Черт возьми, чепуха, конечно, но я ощутил легкий укол, оттого, что со своего уровня должен созерцать пятки этого взъерошенного цыпленка.
— Но почему именно четвертый? — спросил я.
— Вы как будто расстроились. Напрасно. Это очень хороший уровень. Хотите, скажу, кто с вами рядом? Пушкин, Кутузов, Есенин…
— А-а, — сказал я, — там, значит, и полководцы?
— Да все, все. Гитлер восьмой, Сталин седьмой, а вот Горбачев только пятый. Как и Брежнев.
И снова мне стало обидно, что тирана пропустили вперед Пушкина.

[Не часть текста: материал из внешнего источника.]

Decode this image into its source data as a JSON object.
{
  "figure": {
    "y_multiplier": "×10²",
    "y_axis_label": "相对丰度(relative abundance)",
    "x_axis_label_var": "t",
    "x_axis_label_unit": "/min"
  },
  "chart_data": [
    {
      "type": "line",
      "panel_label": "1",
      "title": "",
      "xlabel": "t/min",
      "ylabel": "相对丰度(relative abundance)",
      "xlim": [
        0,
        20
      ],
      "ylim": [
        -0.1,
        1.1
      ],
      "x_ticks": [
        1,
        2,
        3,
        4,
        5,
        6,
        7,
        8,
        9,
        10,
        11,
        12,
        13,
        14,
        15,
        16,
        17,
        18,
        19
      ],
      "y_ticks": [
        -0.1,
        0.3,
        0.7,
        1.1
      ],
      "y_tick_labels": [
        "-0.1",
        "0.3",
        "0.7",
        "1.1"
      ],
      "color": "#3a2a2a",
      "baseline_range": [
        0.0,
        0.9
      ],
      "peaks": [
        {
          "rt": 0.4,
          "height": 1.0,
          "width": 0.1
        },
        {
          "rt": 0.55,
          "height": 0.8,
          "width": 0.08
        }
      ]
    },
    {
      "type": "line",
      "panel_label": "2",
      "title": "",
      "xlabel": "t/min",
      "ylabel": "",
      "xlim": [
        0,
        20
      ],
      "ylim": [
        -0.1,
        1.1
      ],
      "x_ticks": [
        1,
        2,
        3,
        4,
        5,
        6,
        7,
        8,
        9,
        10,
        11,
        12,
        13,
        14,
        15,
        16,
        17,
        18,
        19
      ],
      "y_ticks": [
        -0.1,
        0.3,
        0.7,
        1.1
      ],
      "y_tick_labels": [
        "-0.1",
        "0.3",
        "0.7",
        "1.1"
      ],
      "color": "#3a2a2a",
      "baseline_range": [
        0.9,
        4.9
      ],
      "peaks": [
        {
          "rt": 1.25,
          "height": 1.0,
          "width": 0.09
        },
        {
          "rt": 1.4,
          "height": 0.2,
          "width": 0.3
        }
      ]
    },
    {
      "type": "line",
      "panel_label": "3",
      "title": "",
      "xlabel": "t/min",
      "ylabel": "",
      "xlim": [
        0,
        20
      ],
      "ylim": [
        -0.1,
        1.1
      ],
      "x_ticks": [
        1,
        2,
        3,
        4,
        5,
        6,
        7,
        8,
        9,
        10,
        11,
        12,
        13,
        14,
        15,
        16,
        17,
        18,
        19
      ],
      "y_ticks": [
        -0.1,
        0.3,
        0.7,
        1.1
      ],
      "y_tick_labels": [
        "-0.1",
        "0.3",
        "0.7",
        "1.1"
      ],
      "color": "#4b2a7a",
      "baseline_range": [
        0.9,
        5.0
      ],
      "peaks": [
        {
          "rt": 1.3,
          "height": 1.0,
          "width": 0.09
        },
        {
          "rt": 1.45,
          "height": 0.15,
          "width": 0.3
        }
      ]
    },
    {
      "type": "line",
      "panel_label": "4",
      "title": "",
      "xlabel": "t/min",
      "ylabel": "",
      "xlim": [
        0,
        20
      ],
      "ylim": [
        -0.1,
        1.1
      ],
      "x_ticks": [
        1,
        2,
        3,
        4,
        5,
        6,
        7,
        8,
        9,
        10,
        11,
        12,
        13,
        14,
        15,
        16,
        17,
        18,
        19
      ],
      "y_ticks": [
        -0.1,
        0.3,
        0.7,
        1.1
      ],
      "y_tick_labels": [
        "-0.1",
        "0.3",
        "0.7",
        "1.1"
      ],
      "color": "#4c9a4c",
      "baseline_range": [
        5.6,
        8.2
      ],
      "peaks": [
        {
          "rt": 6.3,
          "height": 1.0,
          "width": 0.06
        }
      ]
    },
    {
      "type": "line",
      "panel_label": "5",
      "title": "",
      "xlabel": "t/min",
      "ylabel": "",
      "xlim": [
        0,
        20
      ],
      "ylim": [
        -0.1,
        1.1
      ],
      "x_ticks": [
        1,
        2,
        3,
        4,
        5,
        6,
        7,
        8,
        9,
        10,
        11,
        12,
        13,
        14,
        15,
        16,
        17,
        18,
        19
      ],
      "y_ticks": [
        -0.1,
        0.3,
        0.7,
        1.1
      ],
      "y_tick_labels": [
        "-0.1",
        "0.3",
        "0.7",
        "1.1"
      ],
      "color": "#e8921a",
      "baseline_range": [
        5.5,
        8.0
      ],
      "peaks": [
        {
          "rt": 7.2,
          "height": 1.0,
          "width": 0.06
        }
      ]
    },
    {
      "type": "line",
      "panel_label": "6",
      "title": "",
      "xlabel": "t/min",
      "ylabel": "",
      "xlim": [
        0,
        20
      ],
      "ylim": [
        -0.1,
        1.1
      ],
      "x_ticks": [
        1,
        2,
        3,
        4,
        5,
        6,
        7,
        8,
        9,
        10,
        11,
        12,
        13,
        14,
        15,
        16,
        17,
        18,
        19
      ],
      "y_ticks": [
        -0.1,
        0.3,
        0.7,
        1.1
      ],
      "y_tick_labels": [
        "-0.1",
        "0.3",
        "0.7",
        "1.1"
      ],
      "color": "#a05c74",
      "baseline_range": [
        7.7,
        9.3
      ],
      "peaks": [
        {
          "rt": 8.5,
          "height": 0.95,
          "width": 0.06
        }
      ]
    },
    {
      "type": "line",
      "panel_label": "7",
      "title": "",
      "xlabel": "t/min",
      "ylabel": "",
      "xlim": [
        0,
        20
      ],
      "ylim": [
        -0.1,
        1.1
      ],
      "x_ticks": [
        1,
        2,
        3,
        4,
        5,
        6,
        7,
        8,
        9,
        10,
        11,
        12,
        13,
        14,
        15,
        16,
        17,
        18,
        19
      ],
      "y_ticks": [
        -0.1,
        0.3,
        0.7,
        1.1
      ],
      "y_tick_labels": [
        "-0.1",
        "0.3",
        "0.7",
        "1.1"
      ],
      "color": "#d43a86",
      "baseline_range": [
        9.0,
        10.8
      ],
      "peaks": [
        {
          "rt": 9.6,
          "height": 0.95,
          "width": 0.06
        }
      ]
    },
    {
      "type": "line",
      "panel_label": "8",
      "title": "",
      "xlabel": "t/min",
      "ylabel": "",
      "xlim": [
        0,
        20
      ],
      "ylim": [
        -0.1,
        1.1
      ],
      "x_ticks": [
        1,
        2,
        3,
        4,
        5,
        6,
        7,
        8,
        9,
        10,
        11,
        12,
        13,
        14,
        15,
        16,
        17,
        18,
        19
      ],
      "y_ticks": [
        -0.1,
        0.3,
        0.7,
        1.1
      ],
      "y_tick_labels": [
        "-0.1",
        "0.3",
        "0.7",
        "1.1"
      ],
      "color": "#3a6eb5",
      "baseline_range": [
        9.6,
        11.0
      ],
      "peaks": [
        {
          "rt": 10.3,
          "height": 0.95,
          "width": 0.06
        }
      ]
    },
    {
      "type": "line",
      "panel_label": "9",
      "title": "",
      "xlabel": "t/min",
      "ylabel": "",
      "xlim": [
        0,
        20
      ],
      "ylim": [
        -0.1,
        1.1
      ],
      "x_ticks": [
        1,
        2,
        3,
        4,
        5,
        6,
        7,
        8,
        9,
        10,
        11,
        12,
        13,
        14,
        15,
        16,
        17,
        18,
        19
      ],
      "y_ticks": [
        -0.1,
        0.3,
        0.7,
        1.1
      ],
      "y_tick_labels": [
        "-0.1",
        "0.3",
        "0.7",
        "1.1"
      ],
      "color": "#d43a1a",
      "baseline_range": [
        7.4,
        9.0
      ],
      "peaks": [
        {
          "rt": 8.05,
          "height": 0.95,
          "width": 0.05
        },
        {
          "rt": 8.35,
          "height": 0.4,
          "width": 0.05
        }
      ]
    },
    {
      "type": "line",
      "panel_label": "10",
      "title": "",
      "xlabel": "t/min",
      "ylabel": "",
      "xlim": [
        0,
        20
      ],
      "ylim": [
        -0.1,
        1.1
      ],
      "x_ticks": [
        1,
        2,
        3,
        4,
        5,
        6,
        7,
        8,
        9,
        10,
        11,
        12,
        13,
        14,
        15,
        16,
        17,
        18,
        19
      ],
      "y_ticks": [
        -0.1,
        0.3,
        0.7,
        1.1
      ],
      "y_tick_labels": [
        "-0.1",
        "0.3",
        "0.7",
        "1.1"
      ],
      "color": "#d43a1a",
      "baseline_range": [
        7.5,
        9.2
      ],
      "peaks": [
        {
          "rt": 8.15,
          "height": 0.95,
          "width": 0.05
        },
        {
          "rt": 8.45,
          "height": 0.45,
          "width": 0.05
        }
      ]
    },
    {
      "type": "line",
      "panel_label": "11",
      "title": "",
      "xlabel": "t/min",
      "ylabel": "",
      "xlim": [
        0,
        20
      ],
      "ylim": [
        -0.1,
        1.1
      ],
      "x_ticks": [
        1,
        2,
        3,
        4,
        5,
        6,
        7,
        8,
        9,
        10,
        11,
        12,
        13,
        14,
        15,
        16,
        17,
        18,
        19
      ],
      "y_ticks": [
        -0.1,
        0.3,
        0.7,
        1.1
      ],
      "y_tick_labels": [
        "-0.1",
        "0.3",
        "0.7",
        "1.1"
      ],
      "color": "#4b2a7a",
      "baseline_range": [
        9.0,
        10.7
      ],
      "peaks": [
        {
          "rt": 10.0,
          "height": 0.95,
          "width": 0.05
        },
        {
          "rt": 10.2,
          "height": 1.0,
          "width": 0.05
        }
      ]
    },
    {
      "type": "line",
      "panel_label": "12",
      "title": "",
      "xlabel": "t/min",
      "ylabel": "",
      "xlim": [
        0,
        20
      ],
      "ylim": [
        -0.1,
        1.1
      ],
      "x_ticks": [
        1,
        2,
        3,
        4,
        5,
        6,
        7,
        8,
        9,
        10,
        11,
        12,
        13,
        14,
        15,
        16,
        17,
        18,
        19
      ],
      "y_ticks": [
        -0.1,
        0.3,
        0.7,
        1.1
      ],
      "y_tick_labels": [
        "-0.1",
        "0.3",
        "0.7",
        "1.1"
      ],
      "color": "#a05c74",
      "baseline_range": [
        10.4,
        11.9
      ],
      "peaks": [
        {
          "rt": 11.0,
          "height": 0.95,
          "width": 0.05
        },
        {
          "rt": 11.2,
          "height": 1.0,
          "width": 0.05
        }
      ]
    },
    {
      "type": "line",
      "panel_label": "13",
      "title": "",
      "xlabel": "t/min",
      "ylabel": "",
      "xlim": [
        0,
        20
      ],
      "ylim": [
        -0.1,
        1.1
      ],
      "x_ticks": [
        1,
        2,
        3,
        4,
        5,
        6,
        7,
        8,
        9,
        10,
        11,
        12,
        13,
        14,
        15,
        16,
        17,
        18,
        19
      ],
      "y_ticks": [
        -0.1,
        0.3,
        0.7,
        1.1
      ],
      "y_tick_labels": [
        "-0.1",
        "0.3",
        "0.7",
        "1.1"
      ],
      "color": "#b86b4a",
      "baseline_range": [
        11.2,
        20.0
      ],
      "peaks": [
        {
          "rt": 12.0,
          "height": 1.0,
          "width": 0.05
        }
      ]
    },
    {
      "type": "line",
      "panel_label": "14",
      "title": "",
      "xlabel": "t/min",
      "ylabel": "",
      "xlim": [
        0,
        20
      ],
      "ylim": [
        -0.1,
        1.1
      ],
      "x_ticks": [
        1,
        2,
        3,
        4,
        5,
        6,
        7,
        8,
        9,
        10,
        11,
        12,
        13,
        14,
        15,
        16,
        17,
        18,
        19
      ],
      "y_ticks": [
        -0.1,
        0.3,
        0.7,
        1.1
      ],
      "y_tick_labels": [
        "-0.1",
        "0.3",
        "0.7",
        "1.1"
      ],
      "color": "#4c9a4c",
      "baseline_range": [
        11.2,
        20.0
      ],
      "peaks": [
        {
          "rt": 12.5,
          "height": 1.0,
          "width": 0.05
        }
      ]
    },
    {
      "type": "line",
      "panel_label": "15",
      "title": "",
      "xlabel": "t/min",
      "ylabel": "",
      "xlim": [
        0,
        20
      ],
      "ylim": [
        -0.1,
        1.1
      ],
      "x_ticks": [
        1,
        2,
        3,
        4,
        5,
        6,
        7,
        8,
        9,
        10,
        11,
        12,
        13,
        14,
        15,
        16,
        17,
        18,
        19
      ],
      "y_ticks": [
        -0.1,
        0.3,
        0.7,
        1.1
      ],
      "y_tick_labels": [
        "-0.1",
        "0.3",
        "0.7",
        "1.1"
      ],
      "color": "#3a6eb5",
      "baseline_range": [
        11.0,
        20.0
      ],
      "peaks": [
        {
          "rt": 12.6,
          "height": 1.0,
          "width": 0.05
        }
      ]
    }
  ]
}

Но наука, блин! Некогда ей засматриваться по сторонам и тратить время на эмоции, надо копать.
— Однако Пушкин — гений, — вдруг добавил Алеша, по-своему отреагировав на мою задумчивость.
Внутри талантов, оказывается, были еще свои подразделения. Вот ты хоть и четвертый, но гений, а этот пусть и восьмой, но дерьмо. Еще сложнее, чем в жизни. Хотя трудились-то ради ясности.
— Иван Трофимович — двенадцатый, — возбужденно продолжал мальчик, — а сам Влад — девятый. Все объективно.
— Да сколько же их всего? — взмолился я.
— Шестнадцать. На шестнадцатом Гете. Лобачевский — пятнадцатый.
Это меня немного успокоило, я был рад, что олимпийцы все же пришли к финишу первыми. Радость была, правда, скомпрометирована тем, что Пиндоровскому-старшему результат был заранее известен, а аплодисменты — только опознавательный знак масонов. Гонка теряла интерес. Но я все же спросил:
— Это ведь все, наверное, не так просто. Надо собирать данные.
— Высшая математика. Высочайшая. Всё, начиная не только от даты рождения, но и часа зачатия.
Просто все у них с Пиндоровским-старшим получается, подумал я. Рассуждая о гении, они идут от гарантированного результата. Выходит, гений рискует не больше, чем, допустим, шулер. Попробовали бы они пойти от начала, совершить с гением первый шаг, да не на скользкую дощечку, а в пропасть. Совсем бы иначе заверещали.
— Как узнать-то? — все же поинтересовался я, ибо даже и в абсурде нас волнует практическая сторона. — Ну, про час зачатия?
— Косвенные данные, — коротко ответил Алеша. — А еще дата первой менструации, средний интервал между менструациями. Плюс сведения о родственниках по женской линии. Тут сложная формула. Номер менструального цикла равняется дата возможного зачатия минус в скобках дата начала менструального цикла минус перерыв в днях, скобка закрывается, поделенное на средний интервал между менструациями в днях.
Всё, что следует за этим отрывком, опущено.